Quello di Fazio è il Festival dei bisognosi

di Lidia Lombardi

Dario Salvatori sta alla storia della musica leggera come Mike Bongiorno a quella del quiz. O come Giulio Andreotti a quella dell’Italia secondo Novecento. Un monumento. Non per niente il suo nuovo libro, Il dizionario della canzone, è molto più di un’antologia nella quale racconta, una per una, 12 mila canzoni. Proprio questa sua attitudine alla misura rende insolito il vigore con il quale critica – dopo aver definito la Littizzetto “cessa arrapata” su Unomattina – Sanremo 2014. Una kermesse che conosce come le sue tasche, per averla vissuta dai mitici Sessanta.
Salvatori, perché quest’anno il Festival piace meno?

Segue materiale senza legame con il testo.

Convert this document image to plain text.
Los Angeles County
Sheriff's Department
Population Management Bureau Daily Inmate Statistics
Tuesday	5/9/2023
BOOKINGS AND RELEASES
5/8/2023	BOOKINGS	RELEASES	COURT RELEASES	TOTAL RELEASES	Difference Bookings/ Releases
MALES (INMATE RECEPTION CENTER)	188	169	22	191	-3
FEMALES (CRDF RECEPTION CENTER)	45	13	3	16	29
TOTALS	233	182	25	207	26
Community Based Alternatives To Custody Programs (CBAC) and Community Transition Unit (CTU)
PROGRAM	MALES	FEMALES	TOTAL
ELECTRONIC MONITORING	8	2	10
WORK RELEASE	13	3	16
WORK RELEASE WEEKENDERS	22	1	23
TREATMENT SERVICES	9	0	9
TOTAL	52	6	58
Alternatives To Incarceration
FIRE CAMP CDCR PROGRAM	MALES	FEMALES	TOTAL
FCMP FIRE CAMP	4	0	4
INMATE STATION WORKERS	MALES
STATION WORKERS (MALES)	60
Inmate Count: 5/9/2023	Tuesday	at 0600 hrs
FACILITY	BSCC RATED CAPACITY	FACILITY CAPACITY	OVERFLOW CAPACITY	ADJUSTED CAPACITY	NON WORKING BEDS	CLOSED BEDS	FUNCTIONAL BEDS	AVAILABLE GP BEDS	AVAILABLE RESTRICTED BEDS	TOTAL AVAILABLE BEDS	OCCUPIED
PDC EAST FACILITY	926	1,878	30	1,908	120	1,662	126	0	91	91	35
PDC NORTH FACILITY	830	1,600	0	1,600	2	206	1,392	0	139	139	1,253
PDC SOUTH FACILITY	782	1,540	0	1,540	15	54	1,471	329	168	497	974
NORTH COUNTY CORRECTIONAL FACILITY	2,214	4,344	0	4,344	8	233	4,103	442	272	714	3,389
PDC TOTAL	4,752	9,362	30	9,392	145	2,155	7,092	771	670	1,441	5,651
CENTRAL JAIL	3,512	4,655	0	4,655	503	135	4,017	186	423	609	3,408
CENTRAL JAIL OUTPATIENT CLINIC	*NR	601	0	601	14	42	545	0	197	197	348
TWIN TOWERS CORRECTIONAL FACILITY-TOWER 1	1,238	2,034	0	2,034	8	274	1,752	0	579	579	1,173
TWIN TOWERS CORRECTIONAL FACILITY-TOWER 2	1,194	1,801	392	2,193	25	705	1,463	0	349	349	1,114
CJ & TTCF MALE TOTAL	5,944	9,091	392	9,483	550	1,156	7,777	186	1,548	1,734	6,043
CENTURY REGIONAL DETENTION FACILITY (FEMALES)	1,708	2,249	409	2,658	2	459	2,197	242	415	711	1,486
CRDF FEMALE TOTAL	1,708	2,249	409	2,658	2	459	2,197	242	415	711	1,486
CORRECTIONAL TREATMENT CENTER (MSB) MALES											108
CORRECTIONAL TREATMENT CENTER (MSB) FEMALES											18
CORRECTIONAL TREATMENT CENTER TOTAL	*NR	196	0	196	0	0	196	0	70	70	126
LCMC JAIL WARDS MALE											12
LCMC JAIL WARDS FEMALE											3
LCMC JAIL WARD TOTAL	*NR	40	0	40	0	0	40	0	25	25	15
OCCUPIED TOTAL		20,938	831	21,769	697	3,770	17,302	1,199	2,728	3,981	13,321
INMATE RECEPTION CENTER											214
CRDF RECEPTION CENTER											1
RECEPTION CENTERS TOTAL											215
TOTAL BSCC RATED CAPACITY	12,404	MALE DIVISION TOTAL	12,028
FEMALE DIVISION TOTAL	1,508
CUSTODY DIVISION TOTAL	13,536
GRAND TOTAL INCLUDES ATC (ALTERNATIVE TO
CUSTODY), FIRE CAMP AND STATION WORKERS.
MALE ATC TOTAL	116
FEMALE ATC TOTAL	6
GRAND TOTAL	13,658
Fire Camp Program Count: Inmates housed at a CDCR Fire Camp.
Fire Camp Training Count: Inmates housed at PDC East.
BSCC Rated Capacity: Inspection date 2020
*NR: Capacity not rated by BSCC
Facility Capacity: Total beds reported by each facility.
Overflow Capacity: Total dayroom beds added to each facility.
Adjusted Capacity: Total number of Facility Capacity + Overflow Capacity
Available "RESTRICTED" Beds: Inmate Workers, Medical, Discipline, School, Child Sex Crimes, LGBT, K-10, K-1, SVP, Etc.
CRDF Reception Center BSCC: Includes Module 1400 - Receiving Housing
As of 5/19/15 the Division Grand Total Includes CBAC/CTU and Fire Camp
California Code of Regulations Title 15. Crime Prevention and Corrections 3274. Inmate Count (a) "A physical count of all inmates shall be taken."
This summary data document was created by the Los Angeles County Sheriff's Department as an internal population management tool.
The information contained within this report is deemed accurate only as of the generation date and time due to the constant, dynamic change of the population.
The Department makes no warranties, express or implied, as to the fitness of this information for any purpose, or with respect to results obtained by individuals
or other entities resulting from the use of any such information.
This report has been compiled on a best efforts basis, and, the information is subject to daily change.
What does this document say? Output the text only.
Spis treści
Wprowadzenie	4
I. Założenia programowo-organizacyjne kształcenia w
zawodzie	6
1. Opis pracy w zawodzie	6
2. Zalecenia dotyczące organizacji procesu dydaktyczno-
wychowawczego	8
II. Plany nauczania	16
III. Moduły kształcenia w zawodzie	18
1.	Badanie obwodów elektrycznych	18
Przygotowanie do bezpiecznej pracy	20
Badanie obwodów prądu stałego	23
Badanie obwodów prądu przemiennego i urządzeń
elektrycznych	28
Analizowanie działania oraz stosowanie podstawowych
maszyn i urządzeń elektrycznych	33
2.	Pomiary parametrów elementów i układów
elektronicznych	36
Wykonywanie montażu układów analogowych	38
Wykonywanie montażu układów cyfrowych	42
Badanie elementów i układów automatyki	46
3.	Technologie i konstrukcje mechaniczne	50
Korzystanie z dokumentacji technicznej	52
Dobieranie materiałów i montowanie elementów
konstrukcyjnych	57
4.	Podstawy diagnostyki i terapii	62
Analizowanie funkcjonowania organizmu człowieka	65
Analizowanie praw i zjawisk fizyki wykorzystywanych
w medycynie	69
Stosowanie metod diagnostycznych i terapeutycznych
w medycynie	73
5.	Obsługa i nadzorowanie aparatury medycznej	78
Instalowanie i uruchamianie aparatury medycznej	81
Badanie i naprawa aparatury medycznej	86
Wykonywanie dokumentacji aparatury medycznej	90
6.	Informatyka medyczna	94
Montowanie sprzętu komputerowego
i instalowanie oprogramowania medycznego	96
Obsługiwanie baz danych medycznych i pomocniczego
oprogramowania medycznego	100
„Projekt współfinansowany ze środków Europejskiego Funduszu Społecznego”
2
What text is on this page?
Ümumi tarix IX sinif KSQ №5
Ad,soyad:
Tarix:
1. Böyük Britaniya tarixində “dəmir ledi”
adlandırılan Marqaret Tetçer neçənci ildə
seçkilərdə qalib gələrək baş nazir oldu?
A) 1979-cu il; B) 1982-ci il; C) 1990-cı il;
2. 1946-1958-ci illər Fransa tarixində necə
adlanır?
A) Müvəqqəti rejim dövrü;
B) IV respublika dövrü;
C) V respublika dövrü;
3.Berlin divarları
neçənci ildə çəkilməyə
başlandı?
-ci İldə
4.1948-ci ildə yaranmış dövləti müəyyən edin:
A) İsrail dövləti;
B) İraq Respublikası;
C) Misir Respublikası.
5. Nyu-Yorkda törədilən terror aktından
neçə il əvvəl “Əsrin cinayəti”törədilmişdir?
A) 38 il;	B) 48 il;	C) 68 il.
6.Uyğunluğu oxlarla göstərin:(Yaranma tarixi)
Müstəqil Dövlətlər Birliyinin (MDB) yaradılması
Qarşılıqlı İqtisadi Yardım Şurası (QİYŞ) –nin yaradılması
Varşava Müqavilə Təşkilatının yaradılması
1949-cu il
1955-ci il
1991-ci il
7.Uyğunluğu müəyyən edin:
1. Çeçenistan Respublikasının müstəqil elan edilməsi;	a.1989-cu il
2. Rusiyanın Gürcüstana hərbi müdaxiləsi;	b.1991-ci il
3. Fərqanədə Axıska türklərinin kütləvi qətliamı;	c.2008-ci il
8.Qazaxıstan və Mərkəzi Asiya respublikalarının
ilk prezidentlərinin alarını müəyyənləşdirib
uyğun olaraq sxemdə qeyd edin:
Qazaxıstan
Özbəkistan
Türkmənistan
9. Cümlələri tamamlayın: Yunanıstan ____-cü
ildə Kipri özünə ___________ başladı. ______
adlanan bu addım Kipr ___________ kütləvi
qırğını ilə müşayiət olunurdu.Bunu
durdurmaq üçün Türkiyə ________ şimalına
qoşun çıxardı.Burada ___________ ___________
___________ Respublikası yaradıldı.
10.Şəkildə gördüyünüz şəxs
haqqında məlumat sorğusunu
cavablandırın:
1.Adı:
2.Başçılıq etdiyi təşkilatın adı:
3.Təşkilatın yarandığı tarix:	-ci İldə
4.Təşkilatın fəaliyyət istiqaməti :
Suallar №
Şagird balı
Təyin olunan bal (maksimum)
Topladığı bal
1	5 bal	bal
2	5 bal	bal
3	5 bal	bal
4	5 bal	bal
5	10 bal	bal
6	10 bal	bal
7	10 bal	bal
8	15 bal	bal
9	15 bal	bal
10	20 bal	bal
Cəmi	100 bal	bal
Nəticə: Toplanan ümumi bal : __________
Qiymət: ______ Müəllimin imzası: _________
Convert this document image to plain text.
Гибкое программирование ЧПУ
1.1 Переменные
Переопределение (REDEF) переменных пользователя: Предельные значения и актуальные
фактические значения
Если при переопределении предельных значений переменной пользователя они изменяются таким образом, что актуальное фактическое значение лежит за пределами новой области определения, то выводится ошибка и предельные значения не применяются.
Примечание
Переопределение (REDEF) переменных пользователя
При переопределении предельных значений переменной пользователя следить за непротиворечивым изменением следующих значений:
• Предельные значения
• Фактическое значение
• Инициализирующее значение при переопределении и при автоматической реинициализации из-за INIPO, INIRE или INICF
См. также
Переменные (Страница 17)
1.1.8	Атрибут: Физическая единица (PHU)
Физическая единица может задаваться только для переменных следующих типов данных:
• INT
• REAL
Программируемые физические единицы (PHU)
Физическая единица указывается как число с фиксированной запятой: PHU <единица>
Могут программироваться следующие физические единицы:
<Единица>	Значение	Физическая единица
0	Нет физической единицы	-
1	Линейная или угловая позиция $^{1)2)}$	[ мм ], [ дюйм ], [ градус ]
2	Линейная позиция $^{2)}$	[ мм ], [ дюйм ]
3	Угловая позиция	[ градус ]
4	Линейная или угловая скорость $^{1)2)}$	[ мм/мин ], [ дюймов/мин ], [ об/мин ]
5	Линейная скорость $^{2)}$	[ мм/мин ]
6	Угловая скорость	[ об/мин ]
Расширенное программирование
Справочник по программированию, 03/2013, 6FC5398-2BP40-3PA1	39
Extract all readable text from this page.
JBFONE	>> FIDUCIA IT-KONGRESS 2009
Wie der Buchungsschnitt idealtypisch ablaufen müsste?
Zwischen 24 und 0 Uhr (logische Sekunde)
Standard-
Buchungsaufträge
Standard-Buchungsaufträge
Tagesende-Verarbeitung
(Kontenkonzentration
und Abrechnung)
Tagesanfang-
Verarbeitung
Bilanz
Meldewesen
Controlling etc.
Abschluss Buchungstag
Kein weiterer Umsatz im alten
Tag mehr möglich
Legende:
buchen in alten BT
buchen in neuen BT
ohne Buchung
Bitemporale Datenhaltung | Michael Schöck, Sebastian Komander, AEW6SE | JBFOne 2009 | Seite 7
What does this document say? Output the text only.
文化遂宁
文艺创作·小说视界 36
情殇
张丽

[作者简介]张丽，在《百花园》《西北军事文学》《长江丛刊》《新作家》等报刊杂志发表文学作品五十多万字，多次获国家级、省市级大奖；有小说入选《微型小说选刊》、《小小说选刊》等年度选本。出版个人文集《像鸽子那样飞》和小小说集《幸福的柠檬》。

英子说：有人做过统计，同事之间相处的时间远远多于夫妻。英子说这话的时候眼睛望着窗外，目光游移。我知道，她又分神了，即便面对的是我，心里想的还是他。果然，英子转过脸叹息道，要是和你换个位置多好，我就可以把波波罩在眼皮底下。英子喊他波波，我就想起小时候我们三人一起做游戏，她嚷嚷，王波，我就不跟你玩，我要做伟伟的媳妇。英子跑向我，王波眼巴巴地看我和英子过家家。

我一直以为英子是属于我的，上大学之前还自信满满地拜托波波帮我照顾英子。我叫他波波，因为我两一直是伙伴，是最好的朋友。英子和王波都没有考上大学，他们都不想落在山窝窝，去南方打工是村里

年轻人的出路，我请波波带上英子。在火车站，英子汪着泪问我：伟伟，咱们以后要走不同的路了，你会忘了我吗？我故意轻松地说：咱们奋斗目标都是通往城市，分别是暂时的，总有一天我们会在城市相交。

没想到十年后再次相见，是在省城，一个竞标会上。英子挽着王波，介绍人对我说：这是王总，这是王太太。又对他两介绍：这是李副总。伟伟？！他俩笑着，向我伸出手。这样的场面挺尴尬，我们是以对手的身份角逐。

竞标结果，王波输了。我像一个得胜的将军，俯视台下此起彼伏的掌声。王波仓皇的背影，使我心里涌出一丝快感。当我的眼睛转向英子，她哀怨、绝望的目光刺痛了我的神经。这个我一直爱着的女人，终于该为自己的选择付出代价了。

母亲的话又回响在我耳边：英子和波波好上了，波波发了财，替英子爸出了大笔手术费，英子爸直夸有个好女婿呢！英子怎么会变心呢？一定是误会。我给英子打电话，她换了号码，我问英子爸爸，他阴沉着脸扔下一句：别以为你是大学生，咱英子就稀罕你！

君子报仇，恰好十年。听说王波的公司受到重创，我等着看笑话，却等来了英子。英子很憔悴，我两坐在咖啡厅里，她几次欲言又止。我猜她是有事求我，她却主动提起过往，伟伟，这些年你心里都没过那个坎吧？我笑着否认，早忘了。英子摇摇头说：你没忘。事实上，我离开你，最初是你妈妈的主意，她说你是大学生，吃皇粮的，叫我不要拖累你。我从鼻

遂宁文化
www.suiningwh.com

“Perché Fabio Fazio ha voluto confezionarlo a propria immagine, senza ascoltare nessuno, imponendo il proprio cast e la propria scaletta. Ha fatto come gli è parso e piaciuto. Ogni errore è imputabile a lui. Ha scelto le canzoni una per una. E ha mandato in gara una schiera di bisognosi”.
Bisognosi?
“Bisognosi di rilancio della propria carriera. Da Ron, che ha cominciato quarant’anni fa, a Giusi Ferreri. Allo stesso Franckie Hi Nrg, che da vent’anni ci prova con il rap e che ha creato, con Pedala, un pezzo paraculo. Invece di essere al servizio di Sanremo mettono Sanremo al proprio servizio”.
Si dice però che solo dopo una settimana di ascolto il pubblico si affeziona alle canzoni.
“Sa che cosa penso? Che non canteremo nessuna di loro e che le sentiremo poco perfino nelle radio”.
Eppure il direttore di Rai1 Giancarlo Leone si è già sbilanciato a proporre a Fazio la conduzione del Festival 2015.
“Ci vuole un bel coraggio. E un bel coraggio avrebbe Fabio ad accettare. Un crollo di nove punti rispetto allo scorso anno non è cosa da niente. Eppure nessuno si è ufficialmente fatto domande sulla débacle. I giornalisti nicchiano, conformisticamente. Nella sala stampa dell’Ariston si assiste ogni giorno a una standing ovation in casa”.
Al giro di boa della quarta puntata entra in scena la giuria di qualità. Presiede Paolo Virzì, gli altri sono Silvia Avallone, Aldo Nove, Maranghi, Lucia Ocone, Paolo Jannacci, Silvio Orlando, Giorgia Surina, Rocco Tanica, Anna Tifu.
“E sarà un altro errore. Dei dieci che la compongono, tutti selezionati da Fabio Fazio, sette sono incompetenti. Ci sono un regista, due scrittori… bah….”.
Ma ci sarà pure qualche brano da salvare!
“Forse quello di Giuliano Palma, che ci ha messo un po’ di swing. E forse Ron, che voleva passare col secondo pezzo”.
Da condannare pure lo show?
“Manca una narrazione televisiva. E’ tutto un déjà-vu. Mi spiegate perché la Littizzetto deve imporsi con l’editoriale sulla bellezza, un pistolotto di un quarto d’ora. E perché ogni suo intervento debba contenere il turpiloquio? Senza parlare degli orpelli, messi lì a fare scena, ma senza nessun sentimento. Come quello del critico d’arte Fulvio Caroli, incapace di parlare di Van Gogh se non leggendo su un foglietto spiegazzato”.
Che cosa bisogna cambiare, allora, per far funzionare il festival?
“Urge uscire dall’equivoco del presentatore che è allo stesso tempo direttore artistico. Fazio sarà pure bravo nel primo ruolo, anche se non mi convince il suo stile asettico. Ma la scelta delle canzoni va affidata a persona diversa. Invece lo si è lasciato fare”.
Lei quando torna in video?
“A marzo. Con una storia del rock in sessanta puntate. L’avevo proposta appunto alle reti generaliste, ma ormai queste cose pare non debbano più avere contenitori così. Allora la farò per Rai Movie”.